A man not inclined to compromise and a visionary in the industrialization of the South, he was asked to recover the huge losses of the Milanese brand at risk of liquidation. Thus, Luraghi reinvented the modern Alfa Romeo, a company no longer only subsidized by the state but capable of competing on the markets. Ready to challenge even the might of Fiat and the Christian Democrat power of the time. Luraghi sees it like Romeo saw Juliet: a perfect love.
The financial position remained short and he was forced to make a painful decision: to give up the brand’s racing activities
In his vision, the relaunch of the brand in those early 1950s had to involve a car of compact size and power, with sporting features and above all affordable prices. The manager sought and found within the company an excellent team of technicians led by engineer Orazio Satta. However, IRI-Finmeccanica did not have the money and Luraghi bet on a German investor, Otto Wolf.
The financial position remained short and he was forced to make a painful decision: to give up the brand’s racing activities, which had just enjoyed two consecutive victories in the world championship with Farina and Fangio. The Giulietta was presented at the Turin Motor Show in 1954 but would only go into production the following year due to tuning problems. This is why the first to arrive on the market was the Giulietta Sprint, the coupé designed by Nuccio Bertone.

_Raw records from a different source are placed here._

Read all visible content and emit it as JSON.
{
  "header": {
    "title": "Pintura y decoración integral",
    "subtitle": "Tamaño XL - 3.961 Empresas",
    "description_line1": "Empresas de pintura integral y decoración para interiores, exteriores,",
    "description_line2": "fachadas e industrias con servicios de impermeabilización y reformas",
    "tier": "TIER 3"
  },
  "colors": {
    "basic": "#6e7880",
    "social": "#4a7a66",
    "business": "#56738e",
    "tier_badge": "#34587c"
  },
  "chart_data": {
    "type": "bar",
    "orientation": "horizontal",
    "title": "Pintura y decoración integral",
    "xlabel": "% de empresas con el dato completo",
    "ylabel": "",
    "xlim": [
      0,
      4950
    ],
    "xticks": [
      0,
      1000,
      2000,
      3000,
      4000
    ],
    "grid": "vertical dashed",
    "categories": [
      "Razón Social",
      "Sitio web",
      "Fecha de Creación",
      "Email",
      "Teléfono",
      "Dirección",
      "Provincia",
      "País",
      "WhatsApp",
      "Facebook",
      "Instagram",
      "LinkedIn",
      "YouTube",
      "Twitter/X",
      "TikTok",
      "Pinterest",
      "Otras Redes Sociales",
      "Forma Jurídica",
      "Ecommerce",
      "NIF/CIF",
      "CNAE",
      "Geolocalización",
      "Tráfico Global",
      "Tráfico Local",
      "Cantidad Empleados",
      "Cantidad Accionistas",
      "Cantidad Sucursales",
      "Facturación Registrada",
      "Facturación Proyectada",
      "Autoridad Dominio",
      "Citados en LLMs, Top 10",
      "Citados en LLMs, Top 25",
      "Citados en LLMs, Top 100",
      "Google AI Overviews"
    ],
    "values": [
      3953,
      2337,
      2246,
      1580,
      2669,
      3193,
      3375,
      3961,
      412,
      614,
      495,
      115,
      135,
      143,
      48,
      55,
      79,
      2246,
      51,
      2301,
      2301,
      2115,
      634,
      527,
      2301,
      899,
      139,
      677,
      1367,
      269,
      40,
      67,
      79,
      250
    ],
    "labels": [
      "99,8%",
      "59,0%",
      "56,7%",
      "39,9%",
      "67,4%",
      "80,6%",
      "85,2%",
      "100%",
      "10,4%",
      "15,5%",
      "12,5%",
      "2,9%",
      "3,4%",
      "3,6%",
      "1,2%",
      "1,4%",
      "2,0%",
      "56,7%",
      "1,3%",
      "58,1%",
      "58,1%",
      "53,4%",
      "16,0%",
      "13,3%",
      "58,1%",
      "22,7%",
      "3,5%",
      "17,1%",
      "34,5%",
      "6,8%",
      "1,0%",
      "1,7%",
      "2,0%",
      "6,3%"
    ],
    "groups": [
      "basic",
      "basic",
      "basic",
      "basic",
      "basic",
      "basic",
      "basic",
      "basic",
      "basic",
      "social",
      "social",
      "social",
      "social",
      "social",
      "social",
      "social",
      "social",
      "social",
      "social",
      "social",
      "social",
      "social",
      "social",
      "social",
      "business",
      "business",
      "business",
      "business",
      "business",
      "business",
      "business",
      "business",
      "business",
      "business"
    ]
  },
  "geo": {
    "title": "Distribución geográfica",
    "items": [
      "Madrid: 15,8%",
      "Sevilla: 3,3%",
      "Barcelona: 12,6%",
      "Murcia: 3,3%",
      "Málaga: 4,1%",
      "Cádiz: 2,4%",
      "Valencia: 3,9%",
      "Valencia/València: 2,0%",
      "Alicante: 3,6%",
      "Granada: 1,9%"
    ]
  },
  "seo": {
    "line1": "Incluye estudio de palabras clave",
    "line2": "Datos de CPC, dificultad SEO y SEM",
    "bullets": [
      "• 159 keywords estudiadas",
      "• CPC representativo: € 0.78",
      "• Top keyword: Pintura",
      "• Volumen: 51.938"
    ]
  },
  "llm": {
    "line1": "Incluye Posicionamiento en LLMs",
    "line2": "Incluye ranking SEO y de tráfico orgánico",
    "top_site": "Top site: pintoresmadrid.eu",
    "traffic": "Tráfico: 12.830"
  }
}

The sedan, 3.90 meters in length, has a twin-shaft 1.3-liter engine that guarantees performance that matches the reputation of the brand and is also comfortable for families, as is needed on the road for the imminent motorization of Italy.
At Fiat, the dominant brand in Italy, there must have been suspicions if Luraghi writes the following lines in his memoirs, cited in the great book Luraghi, l’uomo che inventò la Giulietta (Luraghi, the Man who Invented the Giulietta) by Rinaldo Gianola, who had access to the personal archive of the industry manager: “The designs for the new car were produced in secret: from the initials and numbers appropriately printed on the drawings, the third parties had to work out that it was a car with an engine capacity of 850 cubic centimeters. Thus, we managed to keep the secret (…) an exceptional case in a sector in which industrial and journalistic espionage reigns and spreads at incredible speed.”
Alfa Romeo was reborn and the Giulietta became its North Star
He continued: "To launch the program, we even had to overcome the adversity of certain directors of the same company, who declared it dangerous to provoke the dangerous competitors already established in the field of medium-sized cars.”
Alfa Romeo was reborn and the Giulietta became its North Star. The sedan was produced until 1963, the Sprint until 1965, the fantastic Spider designed by Pininfarina until 1961. And tomorrow, with this name, who knows.